Our verified New Jersey data does not publish a list of disqualifying offenses, so the felony question is one for the registry. The New Jersey Nurse Aide Registry and the New Jersey Department of Health make that determination, so verify your situation with the registry at njna.psiexams.com before you enroll and pay tuition.
How many questions are on the CNA exam in NJ?
The written portion of the New Jersey Certified Nurse Aide exam has 60 questions. PSI administers it as a 60-question written or oral test, and you also complete a separate hands-on skills evaluation. The exam is offered in both English and Spanish.

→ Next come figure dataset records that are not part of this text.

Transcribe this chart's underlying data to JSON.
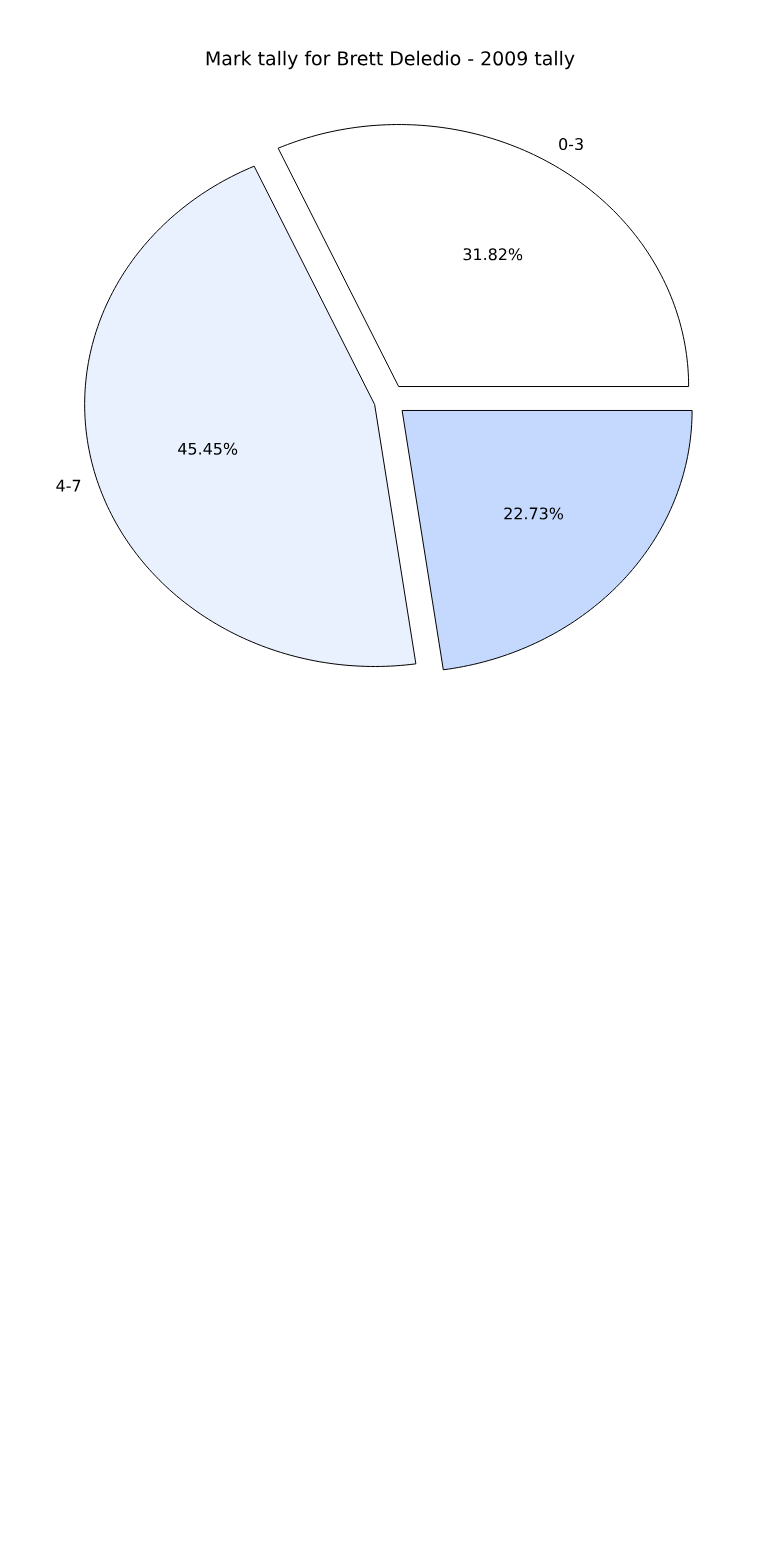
{
  "chart_data": {
    "type": "pie",
    "title": "Mark tally for Brett Deledio - 2009 tally",
    "categories": [
      "0-3",
      "4-7",
      null
    ],
    "values": [
      31.82,
      45.45,
      22.73
    ],
    "value_labels": [
      "31.82%",
      "45.45%",
      "22.73%"
    ],
    "colors": [
      "#ffffff",
      "#eaf1fe",
      "#c4d9fd"
    ]
  }
}
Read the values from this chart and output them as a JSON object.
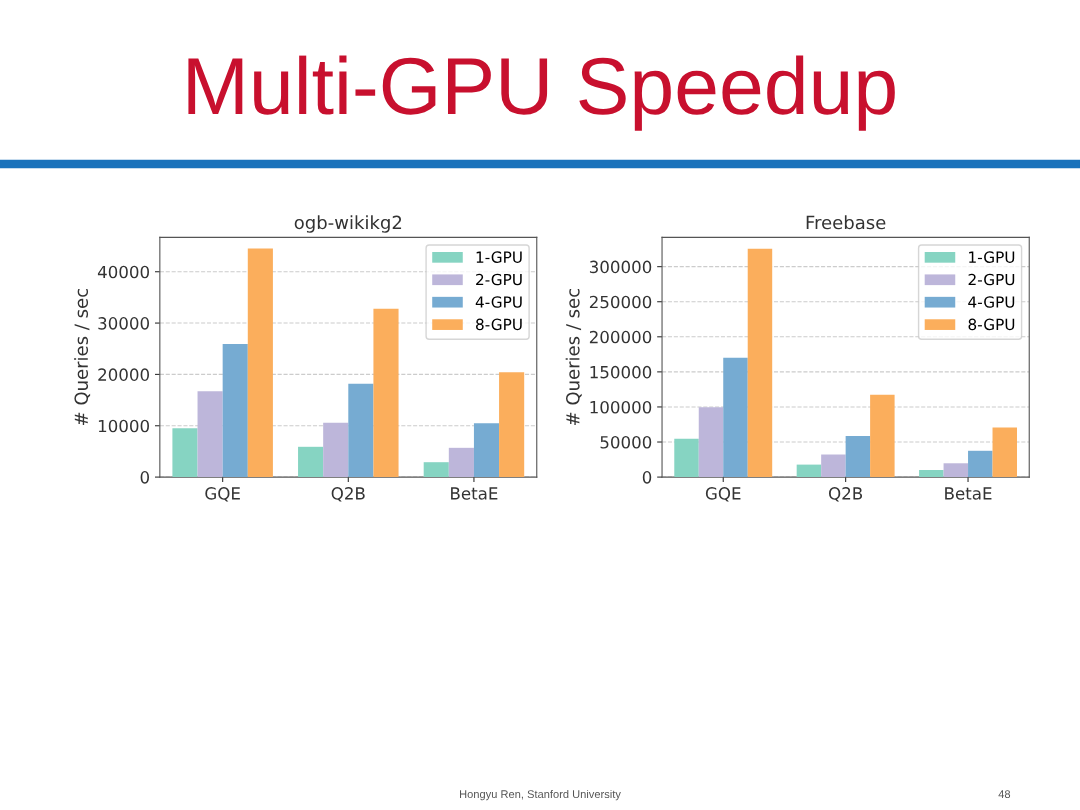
{
  "chart_data": [
    {
      "type": "bar",
      "title": "ogb-wikikg2",
      "ylabel": "# Queries / sec",
      "categories": [
        "GQE",
        "Q2B",
        "BetaE"
      ],
      "series": [
        {
          "name": "1-GPU",
          "color": "#86d4c2",
          "values": [
            9500,
            5900,
            2900
          ]
        },
        {
          "name": "2-GPU",
          "color": "#bdb6da",
          "values": [
            16700,
            10600,
            5700
          ]
        },
        {
          "name": "4-GPU",
          "color": "#76abd2",
          "values": [
            25900,
            18200,
            10500
          ]
        },
        {
          "name": "8-GPU",
          "color": "#fbae5c",
          "values": [
            44500,
            32800,
            20400
          ]
        }
      ],
      "ylim": [
        0,
        46700
      ],
      "yticks": [
        0,
        10000,
        20000,
        30000,
        40000
      ],
      "grid": "y",
      "legend": "top right",
      "annotations": [
        "Multi-GPU Speedup",
        "Hongyu Ren, Stanford University",
        "48"
      ]
    },
    {
      "type": "bar",
      "title": "Freebase",
      "ylabel": "# Queries / sec",
      "categories": [
        "GQE",
        "Q2B",
        "BetaE"
      ],
      "series": [
        {
          "name": "1-GPU",
          "color": "#86d4c2",
          "values": [
            54800,
            17800,
            10100
          ]
        },
        {
          "name": "2-GPU",
          "color": "#bdb6da",
          "values": [
            99500,
            32200,
            19700
          ]
        },
        {
          "name": "4-GPU",
          "color": "#76abd2",
          "values": [
            170200,
            58700,
            37500
          ]
        },
        {
          "name": "8-GPU",
          "color": "#fbae5c",
          "values": [
            325500,
            117300,
            70700
          ]
        }
      ],
      "ylim": [
        0,
        341800
      ],
      "yticks": [
        0,
        50000,
        100000,
        150000,
        200000,
        250000,
        300000
      ],
      "grid": "y",
      "legend": "top right"
    }
  ]
}
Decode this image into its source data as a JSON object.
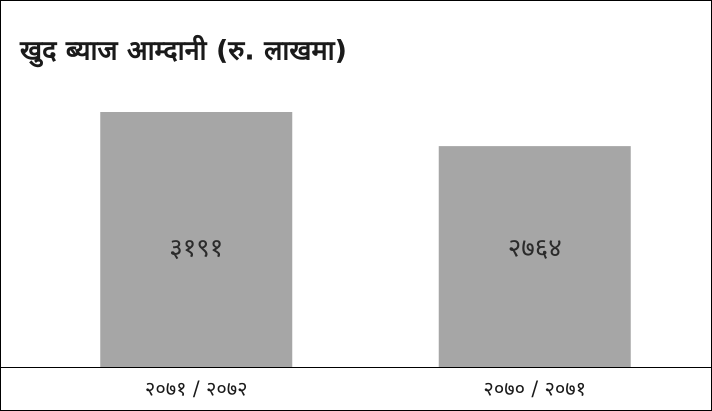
{
  "chart_data": {
    "type": "bar",
    "title": "खुद ब्याज आम्दानी (रु. लाखमा)",
    "categories": [
      "२०७१ / २०७२",
      "२०७० / २०७१"
    ],
    "values": [
      3191,
      2764
    ],
    "value_labels": [
      "३१९१",
      "२७६४"
    ],
    "color": "#a6a6a6"
  }
}
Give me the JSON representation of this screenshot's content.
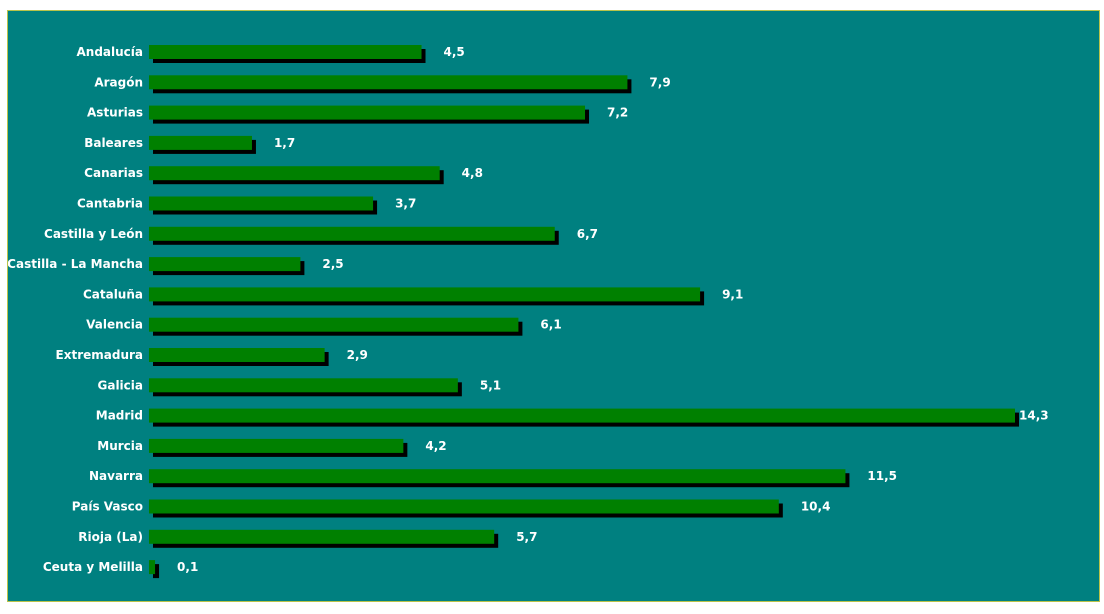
{
  "chart_data": {
    "type": "bar",
    "orientation": "horizontal",
    "categories": [
      "Andalucía",
      "Aragón",
      "Asturias",
      "Baleares",
      "Canarias",
      "Cantabria",
      "Castilla y León",
      "Castilla - La Mancha",
      "Cataluña",
      "Valencia",
      "Extremadura",
      "Galicia",
      "Madrid",
      "Murcia",
      "Navarra",
      "País Vasco",
      "Rioja (La)",
      "Ceuta y Melilla"
    ],
    "value_labels": [
      "4,5",
      "7,9",
      "7,2",
      "1,7",
      "4,8",
      "3,7",
      "6,7",
      "2,5",
      "9,1",
      "6,1",
      "2,9",
      "5,1",
      "14,3",
      "4,2",
      "11,5",
      "10,4",
      "5,7",
      "0,1"
    ],
    "series": [
      {
        "values": [
          4.5,
          7.9,
          7.2,
          1.7,
          4.8,
          3.7,
          6.7,
          2.5,
          9.1,
          6.1,
          2.9,
          5.1,
          14.3,
          4.2,
          11.5,
          10.4,
          5.7,
          0.1
        ]
      }
    ],
    "title": "",
    "xlabel": "",
    "ylabel": "",
    "xlim": [
      0,
      14.3
    ],
    "grid": false,
    "legend": "none",
    "colors": {
      "background": "#008080",
      "bar": "#008000",
      "bar_shadow": "#000000",
      "text": "#ffffff",
      "border": "#b9c34a"
    }
  }
}
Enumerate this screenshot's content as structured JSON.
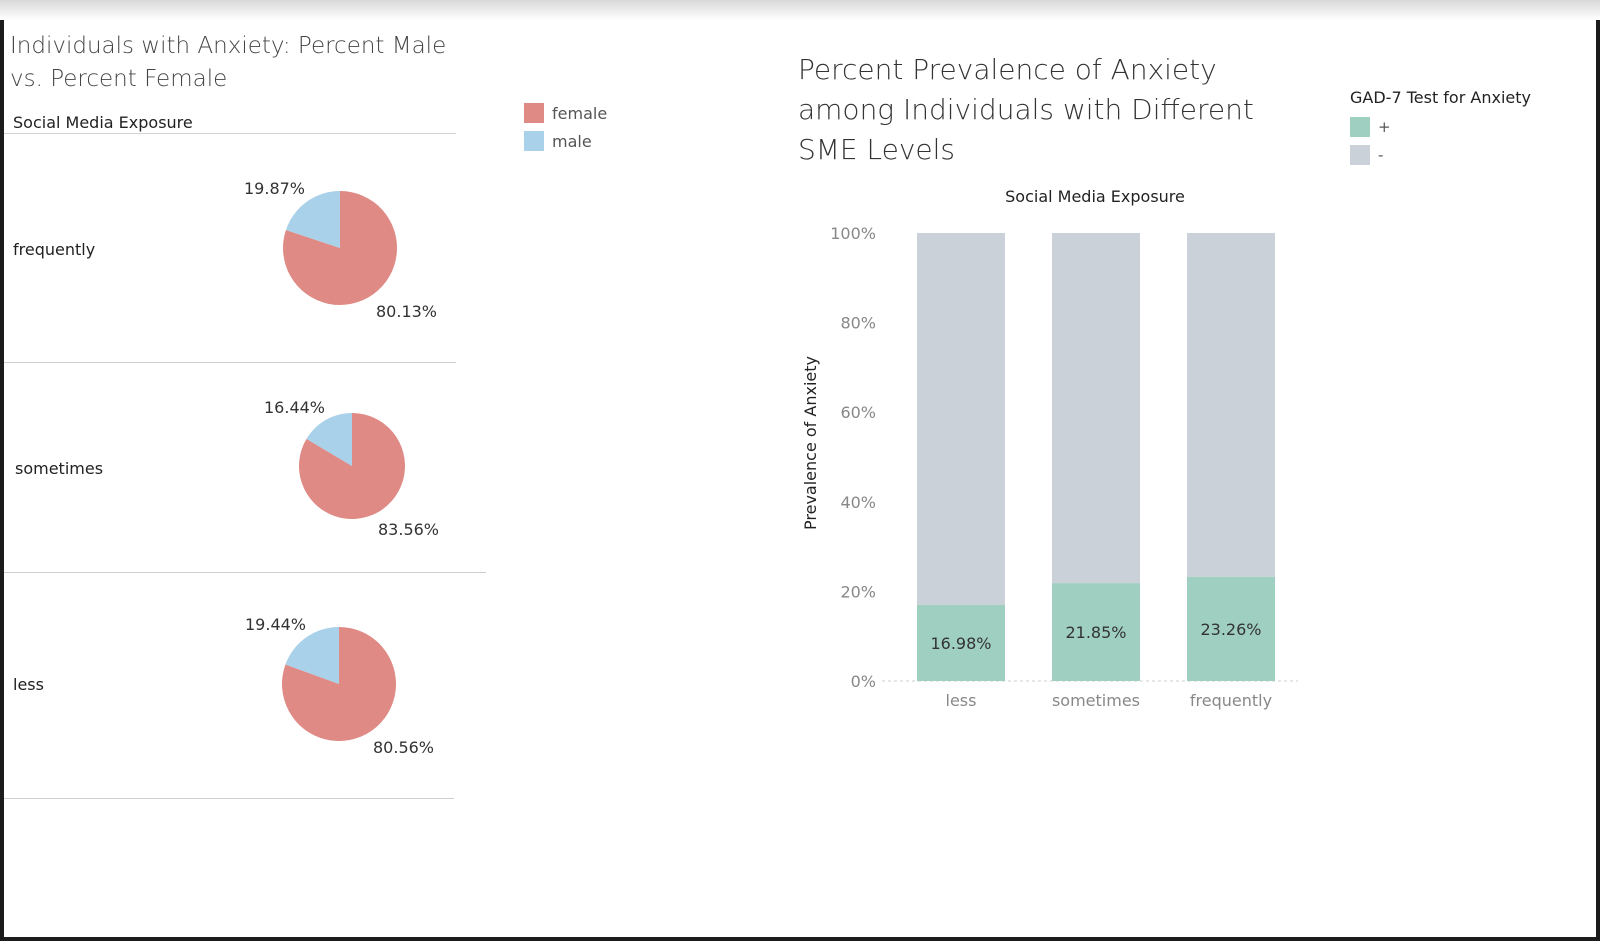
{
  "colors": {
    "female": "#df8a84",
    "male": "#a9d1ea",
    "positive": "#9ecfc0",
    "negative": "#cbd1d8"
  },
  "left": {
    "title": "Individuals with Anxiety: Percent Male vs. Percent Female",
    "header": "Social Media Exposure",
    "legend": [
      {
        "label": "female",
        "color": "#df8a84"
      },
      {
        "label": "male",
        "color": "#a9d1ea"
      }
    ]
  },
  "right": {
    "title": "Percent Prevalence of Anxiety among Individuals with Different SME Levels",
    "legend_title": "GAD-7 Test for Anxiety",
    "legend": [
      {
        "label": "+",
        "color": "#9ecfc0"
      },
      {
        "label": "-",
        "color": "#cbd1d8"
      }
    ]
  },
  "chart_data": [
    {
      "type": "pie",
      "title": "Individuals with Anxiety: Percent Male vs. Percent Female",
      "facet_header": "Social Media Exposure",
      "facets": [
        {
          "category": "frequently",
          "female": 80.13,
          "male": 19.87,
          "female_label": "80.13%",
          "male_label": "19.87%"
        },
        {
          "category": "sometimes",
          "female": 83.56,
          "male": 16.44,
          "female_label": "83.56%",
          "male_label": "16.44%"
        },
        {
          "category": "less",
          "female": 80.56,
          "male": 19.44,
          "female_label": "80.56%",
          "male_label": "19.44%"
        }
      ],
      "legend": [
        "female",
        "male"
      ],
      "legend_position": "top-right"
    },
    {
      "type": "bar",
      "stacked": true,
      "title": "Percent Prevalence of Anxiety among Individuals with Different SME Levels",
      "xlabel": "Social Media Exposure",
      "ylabel": "Prevalence of Anxiety",
      "categories": [
        "less",
        "sometimes",
        "frequently"
      ],
      "series": [
        {
          "name": "+",
          "values": [
            16.98,
            21.85,
            23.26
          ],
          "labels": [
            "16.98%",
            "21.85%",
            "23.26%"
          ]
        },
        {
          "name": "-",
          "values": [
            83.02,
            78.15,
            76.74
          ]
        }
      ],
      "ylim": [
        0,
        100
      ],
      "yticks": [
        "0%",
        "20%",
        "40%",
        "60%",
        "80%",
        "100%"
      ],
      "legend_title": "GAD-7 Test for Anxiety",
      "legend_position": "top-right",
      "grid": false
    }
  ]
}
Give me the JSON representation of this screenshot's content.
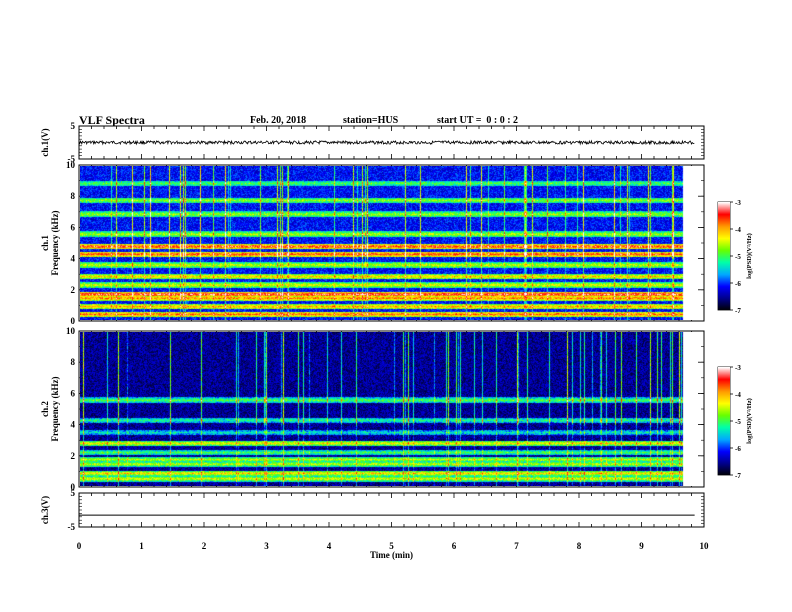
{
  "header": {
    "title": "VLF Spectra",
    "date": "Feb. 20, 2018",
    "station": "station=HUS",
    "start_ut": "start UT =  0 : 0 : 2"
  },
  "chart_data": [
    {
      "type": "line",
      "panel": "ch1-waveform",
      "ylabel": "ch.1(V)",
      "ylim": [
        -5,
        5
      ],
      "yticks": [
        "5",
        "-5"
      ],
      "xlim": [
        0,
        10
      ],
      "series": [
        {
          "x": [
            0,
            9.85
          ],
          "y": [
            0,
            0
          ],
          "style": "noisy trace"
        }
      ]
    },
    {
      "type": "heatmap",
      "panel": "ch1-spectrogram",
      "ylabel": "ch.1\nFrequency (kHz)",
      "ylim": [
        0,
        10
      ],
      "yticks": [
        "0",
        "2",
        "4",
        "6",
        "8",
        "10"
      ],
      "xlim": [
        0,
        10
      ],
      "data_xmax": 9.85,
      "bands_khz": [
        {
          "f": 0.4,
          "level": 0.62
        },
        {
          "f": 0.9,
          "level": 0.55
        },
        {
          "f": 1.45,
          "level": 0.6
        },
        {
          "f": 1.7,
          "level": 0.72
        },
        {
          "f": 2.3,
          "level": 0.45
        },
        {
          "f": 2.85,
          "level": 0.5
        },
        {
          "f": 3.6,
          "level": 0.42
        },
        {
          "f": 4.3,
          "level": 0.66
        },
        {
          "f": 4.8,
          "level": 0.68
        },
        {
          "f": 5.6,
          "level": 0.4
        },
        {
          "f": 6.9,
          "level": 0.38
        },
        {
          "f": 7.8,
          "level": 0.36
        },
        {
          "f": 8.9,
          "level": 0.3
        }
      ],
      "colorbar": {
        "label": "log(PSD)(V²/Hz)",
        "range": [
          -7,
          -3
        ],
        "ticks": [
          "-3",
          "-4",
          "-5",
          "-6",
          "-7"
        ]
      }
    },
    {
      "type": "heatmap",
      "panel": "ch2-spectrogram",
      "ylabel": "ch.2\nFrequency (kHz)",
      "ylim": [
        0,
        10
      ],
      "yticks": [
        "0",
        "2",
        "4",
        "6",
        "8",
        "10"
      ],
      "xlim": [
        0,
        10
      ],
      "data_xmax": 9.85,
      "bands_khz": [
        {
          "f": 0.5,
          "level": 0.55
        },
        {
          "f": 0.85,
          "level": 0.6
        },
        {
          "f": 1.45,
          "level": 0.52
        },
        {
          "f": 1.75,
          "level": 0.5
        },
        {
          "f": 2.2,
          "level": 0.4
        },
        {
          "f": 2.8,
          "level": 0.58
        },
        {
          "f": 3.5,
          "level": 0.3
        },
        {
          "f": 4.3,
          "level": 0.35
        },
        {
          "f": 5.6,
          "level": 0.42
        }
      ],
      "colorbar": {
        "label": "log(PSD)(V²/Hz)",
        "range": [
          -7,
          -3
        ],
        "ticks": [
          "-3",
          "-4",
          "-5",
          "-6",
          "-7"
        ]
      }
    },
    {
      "type": "line",
      "panel": "ch3-waveform",
      "ylabel": "ch.3(V)",
      "ylim": [
        -5,
        5
      ],
      "yticks": [
        "5",
        "-5"
      ],
      "xlim": [
        0,
        10
      ],
      "xlabel": "Time (min)",
      "xticks": [
        "0",
        "1",
        "2",
        "3",
        "4",
        "5",
        "6",
        "7",
        "8",
        "9",
        "10"
      ],
      "series": [
        {
          "x": [
            0,
            9.85
          ],
          "y": [
            -1.5,
            -1.5
          ],
          "style": "flat"
        }
      ]
    }
  ],
  "colors": {
    "colormap": [
      "#000000",
      "#00008b",
      "#0000ff",
      "#00aaff",
      "#00ffaa",
      "#66ff00",
      "#ffff00",
      "#ff9900",
      "#ff0000",
      "#ffffff"
    ]
  }
}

How much is the CNA exam in NJ?
New Jersey does not publish a single combined exam fee, and PSI sets the testing cost. For the current price, verify directly with PSI at psiexams.com before you schedule. Budget for the exam on top of program tuition, which starts at $989 for the cheapest New Jersey program.
How much does it cost to renew a CNA license in NJ?
The recertification fee for the New Jersey Nurse Aide Registry is $30, and renewal happens every 24 months. For any additional requirements tied to renewal, confirm the current rules with the New Jersey Department of Health registry at njna.psiexams.com before your renewal date.